Chile issued the first sovereign green bond of the American Continent on June 17th and marked a turning point for the Latin American region. With a USD 1.4 bn at 3.5% interest rate and dollar-denominated, the bond was overwhelmingly received by international investors and ground-breaking in several ways. More than 300 investors expressed interest for the transaction at an order book of almost USD 7 bn and with the lowest interest rate that Chile has ever paid. One week after, Chile issued a Euro-denominated tranche of the bond, with similar success in terms of excess-demand and historically low-interest rates.
Despite such very positive market response, Chile is among the few countries that have issued a sovereign green bond – an instrument launched in the market less than three years ago, and yet not very common in the toolkit of treasury officials for the financing of public expenditures. At the IDB, we believe sovereign green bonds could represent an interesting opportunity for many countries in the region to canalize domestic and international capital markets towards sustainable investments, and the successful issuance of the region’s first sovereign green bond highlights many of its benefits:
Diversification of the investors’ base: a significant share of investors’ demand for green bonds comes from dedicated institutional investors (responsible investment funds, green funds) based in markets such as Europe and United States, where interest rates are still at historically low levels. It follows that such investors are looking with increased interest to new issuers, especially in emerging economies and developing markets where the yields can be significantly higher. As in the case of Chile, this can result in a sovereign green bond issuance that attracts a significant number of international investors who are investing for the first time in the country, and that can create an excess demand driving down the interest the country has to offer: a substantial portion of the issuance was bought by dedicated green investors (76% of the EURO issuance; 35% of the USD issuance) with a very large prevalence of European and North American investors, where green and responsible funds are becoming more relevant year over year.
1. Direct mobilization of investment capitals towards green and sustainable activities.
Meeting international climate commitments to effectively combat climate change requires that a significant of financing be directed towards investments and activities that mitigate/reduce carbon emissions or support adaptation to a changing climate.

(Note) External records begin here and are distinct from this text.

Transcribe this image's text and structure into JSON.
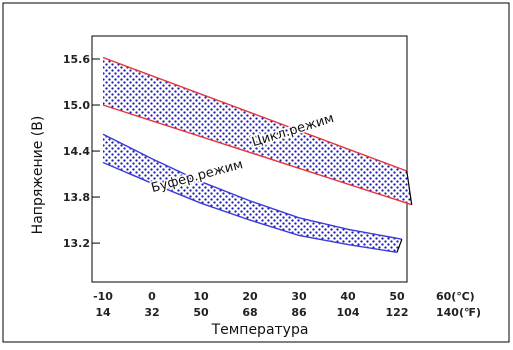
{
  "chart_data": {
    "type": "area",
    "title": "",
    "xlabel": "Температура",
    "ylabel": "Напряжение (В)",
    "xlim": [
      -12,
      62
    ],
    "ylim": [
      12.8,
      15.8
    ],
    "x_ticks_c": [
      "-10",
      "0",
      "10",
      "20",
      "30",
      "40",
      "50",
      "60(℃)"
    ],
    "x_ticks_f": [
      "14",
      "32",
      "50",
      "68",
      "86",
      "104",
      "122",
      "140(℉)"
    ],
    "x_tick_values": [
      -10,
      0,
      10,
      20,
      30,
      40,
      50,
      60
    ],
    "y_ticks": [
      "15.6",
      "15.0",
      "14.4",
      "13.8",
      "13.2"
    ],
    "y_tick_values": [
      15.6,
      15.0,
      14.4,
      13.8,
      13.2
    ],
    "grid": false,
    "series": [
      {
        "name": "Цикл.режим",
        "color": "#e8333a",
        "fill": "#1a1ab0",
        "upper": {
          "x": [
            -10,
            52
          ],
          "y": [
            15.62,
            14.14
          ]
        },
        "lower": {
          "x": [
            -10,
            53
          ],
          "y": [
            15.0,
            13.7
          ]
        }
      },
      {
        "name": "Буфер.режим",
        "color": "#3a3ae0",
        "fill": "#1a1ab0",
        "upper": {
          "x": [
            -10,
            0,
            10,
            20,
            30,
            40,
            51
          ],
          "y": [
            14.62,
            14.3,
            14.0,
            13.75,
            13.53,
            13.38,
            13.25
          ]
        },
        "lower": {
          "x": [
            -10,
            0,
            10,
            20,
            30,
            40,
            50
          ],
          "y": [
            14.25,
            13.98,
            13.72,
            13.5,
            13.3,
            13.18,
            13.08
          ]
        }
      }
    ]
  }
}
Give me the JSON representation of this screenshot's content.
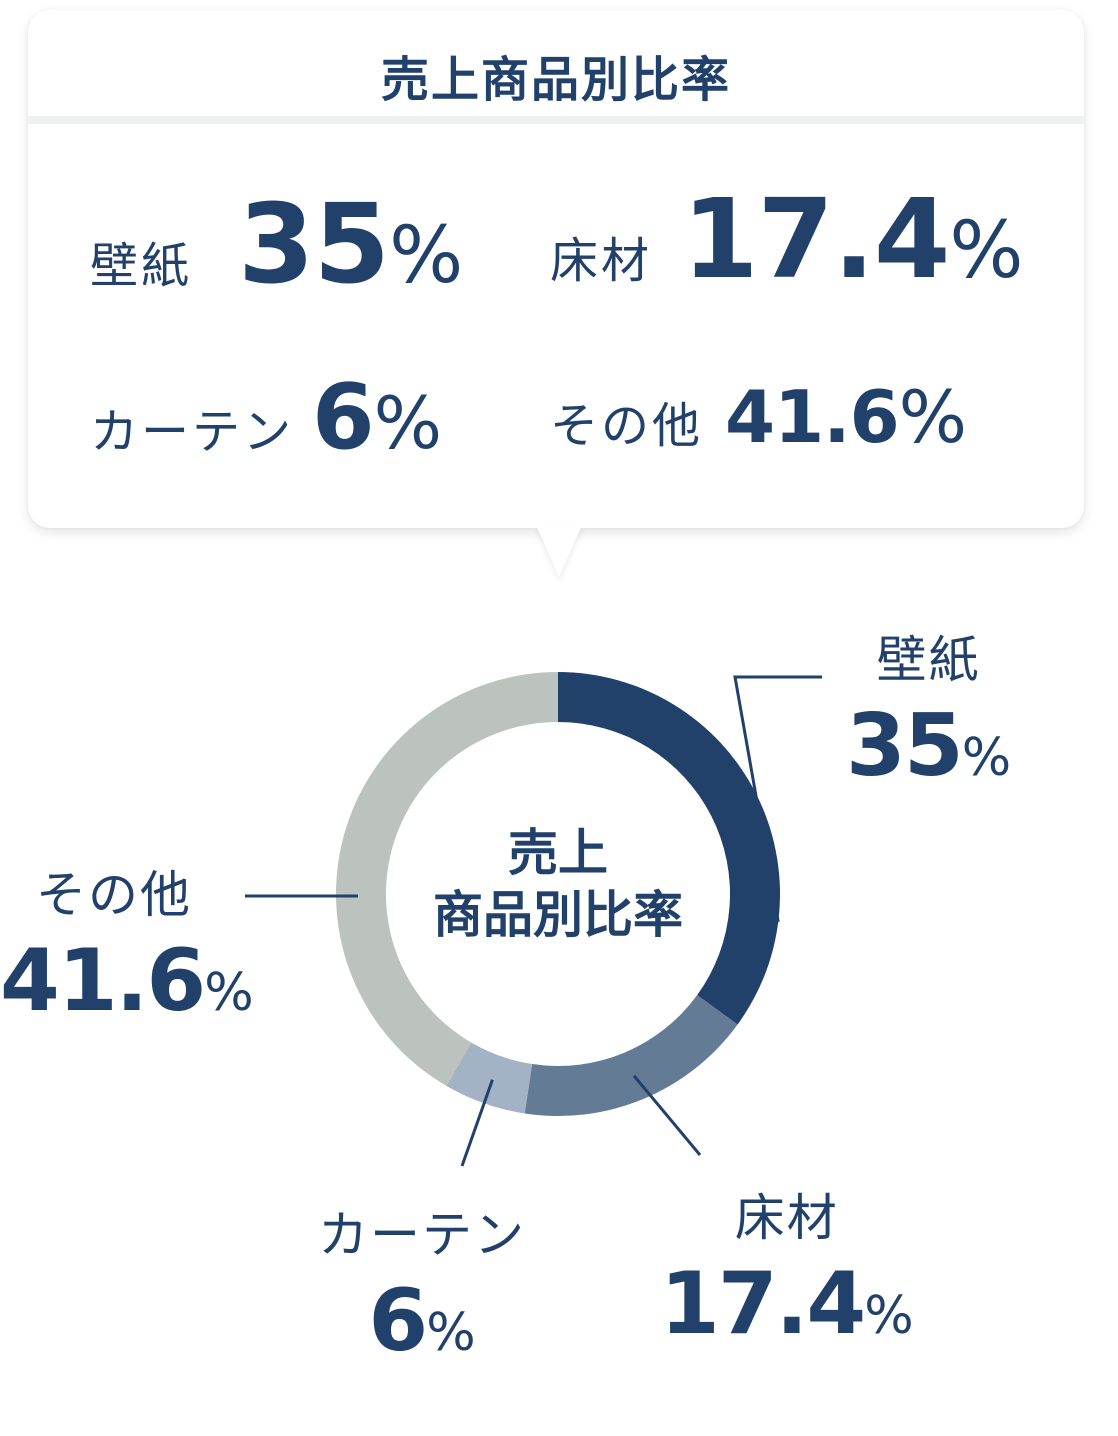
{
  "summary": {
    "title": "売上商品別比率",
    "items": [
      {
        "label": "壁紙",
        "value": "35",
        "unit": "%"
      },
      {
        "label": "床材",
        "value": "17.4",
        "unit": "%"
      },
      {
        "label": "カーテン",
        "value": "6",
        "unit": "%"
      },
      {
        "label": "その他",
        "value": "41.6",
        "unit": "%"
      }
    ]
  },
  "center": {
    "line1": "売上",
    "line2": "商品別比率"
  },
  "chart_data": {
    "type": "pie",
    "title": "売上商品別比率",
    "donut": true,
    "start_angle": "12 o'clock",
    "direction": "clockwise",
    "categories": [
      "壁紙",
      "床材",
      "カーテン",
      "その他"
    ],
    "values": [
      35,
      17.4,
      6,
      41.6
    ],
    "unit": "%",
    "colors": [
      "#21416a",
      "#647b96",
      "#a3b2c4",
      "#bcc3bf"
    ]
  }
}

The issuance of sovereign green bond allows a government to directly tap capital markets to finance such commitments, linking financing sources with specific policy measures (projects, subsidies, fiscal incentives). Besides, the transparency and reporting framework of the green bond ensures the priority of such policies in the budget allocation and de facto warrants investors that funding for such activities will be secured as the bond proceeds are disbursed. In the case of Chile, the green bond is a central instrument for the financing of the 2017-2022 National Action Plan for Climate Change, and it will finance several measures contained in the Climate Change Adaptation and Mitigation Plan for Infrastructure Services, and the National Strategy for Electro Mobility.
2. Coordination between ministries and transparency in the management of public expenditures.

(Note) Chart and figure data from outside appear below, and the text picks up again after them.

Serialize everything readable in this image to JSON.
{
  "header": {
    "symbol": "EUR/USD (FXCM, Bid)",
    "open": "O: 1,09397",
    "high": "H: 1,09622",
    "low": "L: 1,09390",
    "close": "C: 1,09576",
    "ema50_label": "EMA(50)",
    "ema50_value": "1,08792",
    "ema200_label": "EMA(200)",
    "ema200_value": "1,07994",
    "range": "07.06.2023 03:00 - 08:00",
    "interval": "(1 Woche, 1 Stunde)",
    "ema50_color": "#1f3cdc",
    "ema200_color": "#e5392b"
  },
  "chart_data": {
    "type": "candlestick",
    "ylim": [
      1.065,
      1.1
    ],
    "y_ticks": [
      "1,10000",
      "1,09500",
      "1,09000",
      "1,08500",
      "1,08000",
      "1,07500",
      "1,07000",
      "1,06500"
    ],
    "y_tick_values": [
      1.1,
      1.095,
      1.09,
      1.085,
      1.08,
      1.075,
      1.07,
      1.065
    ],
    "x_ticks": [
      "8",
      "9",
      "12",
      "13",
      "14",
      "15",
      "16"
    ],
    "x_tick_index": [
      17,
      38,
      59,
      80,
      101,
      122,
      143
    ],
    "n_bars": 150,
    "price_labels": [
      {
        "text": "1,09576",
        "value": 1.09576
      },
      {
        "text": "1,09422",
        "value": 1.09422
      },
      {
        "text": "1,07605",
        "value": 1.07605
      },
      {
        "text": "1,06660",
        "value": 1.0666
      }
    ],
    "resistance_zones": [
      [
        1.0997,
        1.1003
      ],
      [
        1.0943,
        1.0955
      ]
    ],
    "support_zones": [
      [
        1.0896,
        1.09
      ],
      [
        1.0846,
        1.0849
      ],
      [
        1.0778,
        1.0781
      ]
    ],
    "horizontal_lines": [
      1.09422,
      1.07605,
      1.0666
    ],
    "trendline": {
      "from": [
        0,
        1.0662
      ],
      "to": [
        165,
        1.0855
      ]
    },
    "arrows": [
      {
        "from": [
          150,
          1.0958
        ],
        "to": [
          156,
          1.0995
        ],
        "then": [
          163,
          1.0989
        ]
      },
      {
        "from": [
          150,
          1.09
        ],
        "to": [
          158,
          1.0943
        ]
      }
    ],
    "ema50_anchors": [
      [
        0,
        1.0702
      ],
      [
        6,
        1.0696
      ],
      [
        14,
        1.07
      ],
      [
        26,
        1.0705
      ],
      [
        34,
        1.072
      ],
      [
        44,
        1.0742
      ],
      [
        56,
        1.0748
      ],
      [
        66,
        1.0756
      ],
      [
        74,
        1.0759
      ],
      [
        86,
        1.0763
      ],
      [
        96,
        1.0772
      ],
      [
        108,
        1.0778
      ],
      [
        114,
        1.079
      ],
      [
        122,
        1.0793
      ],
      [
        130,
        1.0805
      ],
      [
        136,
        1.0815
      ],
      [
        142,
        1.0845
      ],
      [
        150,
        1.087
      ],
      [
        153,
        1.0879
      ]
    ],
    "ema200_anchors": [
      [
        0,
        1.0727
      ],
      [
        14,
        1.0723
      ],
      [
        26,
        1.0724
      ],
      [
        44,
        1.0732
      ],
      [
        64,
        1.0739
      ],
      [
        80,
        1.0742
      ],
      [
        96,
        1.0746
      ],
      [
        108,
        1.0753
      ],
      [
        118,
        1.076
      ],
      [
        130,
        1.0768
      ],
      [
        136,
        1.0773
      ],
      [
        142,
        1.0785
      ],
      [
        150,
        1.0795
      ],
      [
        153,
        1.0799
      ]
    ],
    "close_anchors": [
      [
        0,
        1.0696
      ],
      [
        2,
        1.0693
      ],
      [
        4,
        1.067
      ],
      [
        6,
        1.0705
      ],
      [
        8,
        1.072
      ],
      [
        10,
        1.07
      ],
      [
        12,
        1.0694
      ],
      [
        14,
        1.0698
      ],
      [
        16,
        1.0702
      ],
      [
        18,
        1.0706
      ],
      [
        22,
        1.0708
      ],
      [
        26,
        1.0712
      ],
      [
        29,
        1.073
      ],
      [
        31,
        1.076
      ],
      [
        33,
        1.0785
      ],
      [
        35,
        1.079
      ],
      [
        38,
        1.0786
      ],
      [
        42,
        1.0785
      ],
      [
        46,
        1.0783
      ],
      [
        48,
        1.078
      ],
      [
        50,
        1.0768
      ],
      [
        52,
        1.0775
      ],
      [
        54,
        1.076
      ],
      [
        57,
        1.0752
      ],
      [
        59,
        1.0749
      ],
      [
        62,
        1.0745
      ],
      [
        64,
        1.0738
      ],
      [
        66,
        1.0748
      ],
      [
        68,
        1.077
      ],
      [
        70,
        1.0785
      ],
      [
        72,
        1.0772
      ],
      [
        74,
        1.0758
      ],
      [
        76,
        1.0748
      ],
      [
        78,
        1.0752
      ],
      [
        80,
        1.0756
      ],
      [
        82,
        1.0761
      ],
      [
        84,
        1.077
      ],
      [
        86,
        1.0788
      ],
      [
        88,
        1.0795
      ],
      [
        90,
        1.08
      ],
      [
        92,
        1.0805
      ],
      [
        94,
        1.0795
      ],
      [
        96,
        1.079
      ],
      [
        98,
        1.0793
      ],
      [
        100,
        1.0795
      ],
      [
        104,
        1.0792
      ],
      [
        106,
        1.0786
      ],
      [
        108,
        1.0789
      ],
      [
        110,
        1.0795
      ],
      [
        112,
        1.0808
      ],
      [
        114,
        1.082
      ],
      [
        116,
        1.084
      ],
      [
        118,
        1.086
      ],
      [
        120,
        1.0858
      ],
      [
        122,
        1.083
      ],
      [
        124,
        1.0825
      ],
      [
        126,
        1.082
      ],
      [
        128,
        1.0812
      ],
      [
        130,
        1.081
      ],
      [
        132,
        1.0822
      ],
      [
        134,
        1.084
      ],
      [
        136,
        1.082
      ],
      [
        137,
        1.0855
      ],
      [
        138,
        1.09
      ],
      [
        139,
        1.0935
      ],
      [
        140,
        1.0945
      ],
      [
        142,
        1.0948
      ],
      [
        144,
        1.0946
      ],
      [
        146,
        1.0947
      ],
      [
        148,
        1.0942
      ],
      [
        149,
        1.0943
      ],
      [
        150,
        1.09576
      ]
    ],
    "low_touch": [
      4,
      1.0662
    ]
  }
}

The development of a green bond framework helps to strengthen the dialogue between ministries of finance and ministries of environment, ensuring climate and environmental policies have the appropriate funding and that, on the other side, they achieve their goals and results. At the same time, the process of structuring the green portfolio supports a dialogue between sectorial ministries and finance to identify and prioritize expenditures, as well as commit to report on their progress and impacts.
3. Support the creation of green capital markets
Providing institutional investors with high volume, investment grade and liquid green securities that have the potential to stimulate the creation of more green investment vehicles. In Latin America, interest for responsible and green investment has been rising: the Principles for Responsible Investment (PRI) count now 70 signatories, while at national level, 57 investors in Mexico with assets of USD 214 billion signed in 2017 a declaration in favor of green bonds as an investment opportunity; and this year in Chile 10 of the largest investors in the country and Bolsa de Santiago signed a declaration of commitment towards sustainable investments and integration of environmental and climate factors in their investments.

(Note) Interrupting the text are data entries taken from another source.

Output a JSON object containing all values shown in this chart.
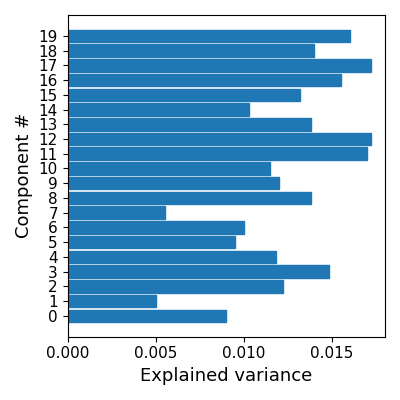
{
  "components": [
    0,
    1,
    2,
    3,
    4,
    5,
    6,
    7,
    8,
    9,
    10,
    11,
    12,
    13,
    14,
    15,
    16,
    17,
    18,
    19
  ],
  "values": [
    0.009,
    0.005,
    0.0122,
    0.0148,
    0.0118,
    0.0095,
    0.01,
    0.0055,
    0.0138,
    0.012,
    0.0115,
    0.017,
    0.0172,
    0.0138,
    0.0103,
    0.0132,
    0.0155,
    0.0172,
    0.014,
    0.016
  ],
  "bar_color": "#1f77b4",
  "xlabel": "Explained variance",
  "ylabel": "Component #",
  "xlim": [
    0,
    0.018
  ],
  "figsize": [
    4.0,
    4.0
  ],
  "dpi": 100,
  "xlabel_fontsize": 13,
  "ylabel_fontsize": 13,
  "tick_fontsize": 11
}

The IDB supported Chile in the issuance of the first green bond and is hoping to work with other Latin American countries to further develop the sustainable capital markets of the region. To this end, with the recently launched Regional Green Bonds Program for Latin America and the Caribbean the IDB supports interested countries (and prospective public sector issuers) in the evaluation of this opportunity, the structuring of the green bond package and, when need, and the financial profile of the securities via risk transfer and credit enhancement instruments. The rising demand for sustainable assets will need to find an appropriate supply of green and sustainable investment opportunities and with eight countries of the region with high quality credit profile and regular issuers of bonds, sovereign green bonds represent a significant untapped potential even in the short term, to further develop the sustainable capital markets of the region.